Homegrown pics continue local rule
Seoul — Local pics are flying high in South Korea these days, bumping films from the Hollywood majors off their secure perches and virtually squeezing out pics from other countries. In 2003, homegrown fare edged out Hollywood imports 49% to 44%.
That was before things started to get really hot. Driven by huge hits like “Silmido,” “Taegukgi” and “Spirit of Jeet Kune Do: Once Upon a Time in High School,” local pics are off to a sizzling start in 2004, grabbing a 73% market share in the first quarter and dropping Hollywood competitors to 26%.

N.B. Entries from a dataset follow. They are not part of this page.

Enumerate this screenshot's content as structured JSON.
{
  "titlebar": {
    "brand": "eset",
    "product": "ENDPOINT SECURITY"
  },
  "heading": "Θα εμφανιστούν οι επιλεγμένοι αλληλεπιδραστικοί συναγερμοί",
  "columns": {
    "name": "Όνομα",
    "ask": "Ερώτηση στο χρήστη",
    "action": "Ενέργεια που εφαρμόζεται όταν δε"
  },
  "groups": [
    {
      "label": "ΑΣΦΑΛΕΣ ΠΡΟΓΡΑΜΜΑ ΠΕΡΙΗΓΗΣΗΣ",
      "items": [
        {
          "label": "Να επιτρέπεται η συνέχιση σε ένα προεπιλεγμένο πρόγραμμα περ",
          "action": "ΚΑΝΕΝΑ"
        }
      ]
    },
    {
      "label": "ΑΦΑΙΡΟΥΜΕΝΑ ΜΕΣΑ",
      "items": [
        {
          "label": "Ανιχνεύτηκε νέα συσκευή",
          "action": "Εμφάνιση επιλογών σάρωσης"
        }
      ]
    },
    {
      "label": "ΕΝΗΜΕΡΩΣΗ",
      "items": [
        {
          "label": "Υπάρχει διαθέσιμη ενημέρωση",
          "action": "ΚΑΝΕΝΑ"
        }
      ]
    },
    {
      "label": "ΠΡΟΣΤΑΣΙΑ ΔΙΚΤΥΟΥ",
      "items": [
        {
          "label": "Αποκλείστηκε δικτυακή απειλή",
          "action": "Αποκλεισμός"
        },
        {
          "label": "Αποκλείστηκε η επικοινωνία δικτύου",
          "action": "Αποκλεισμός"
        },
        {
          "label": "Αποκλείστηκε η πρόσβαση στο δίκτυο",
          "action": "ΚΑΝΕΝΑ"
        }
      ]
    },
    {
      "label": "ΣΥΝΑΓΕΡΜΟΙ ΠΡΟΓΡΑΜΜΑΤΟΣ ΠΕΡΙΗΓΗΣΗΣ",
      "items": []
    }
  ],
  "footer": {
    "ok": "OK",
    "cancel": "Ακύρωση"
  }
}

These are significant developments in a nation that still maintains a quota, requiring theaters to devote 40% of screen time to local pics. It was originally implemented to ensure that homegrown fare could get the distribution it needed to succeed.
“At the rate we’re going, we’ll need a screen quota to protect foreign films,” jokes one marketer at a Hollywood studio arm in Seoul.
Although local pics are expected to come back down to earth and strike a balance with Hollywood imports as 2004 progresses, films from other countries are facing stiff competition to break into the distribution pipeline.
“The strength of Korean films is not likely to cool down soon,” says Lewis Kim, head of international at Chungeorahm Film, a local distrib that handles only Korean films. “The situation is completely different from a few years ago. Now the film industry is attracting quality brains like never before.”
Meanwhile, South Korea’s DVD market remains lukewarm in comparison. The tendency to slash prices as titles get older is discouraging purchases of new releases, according to retailers.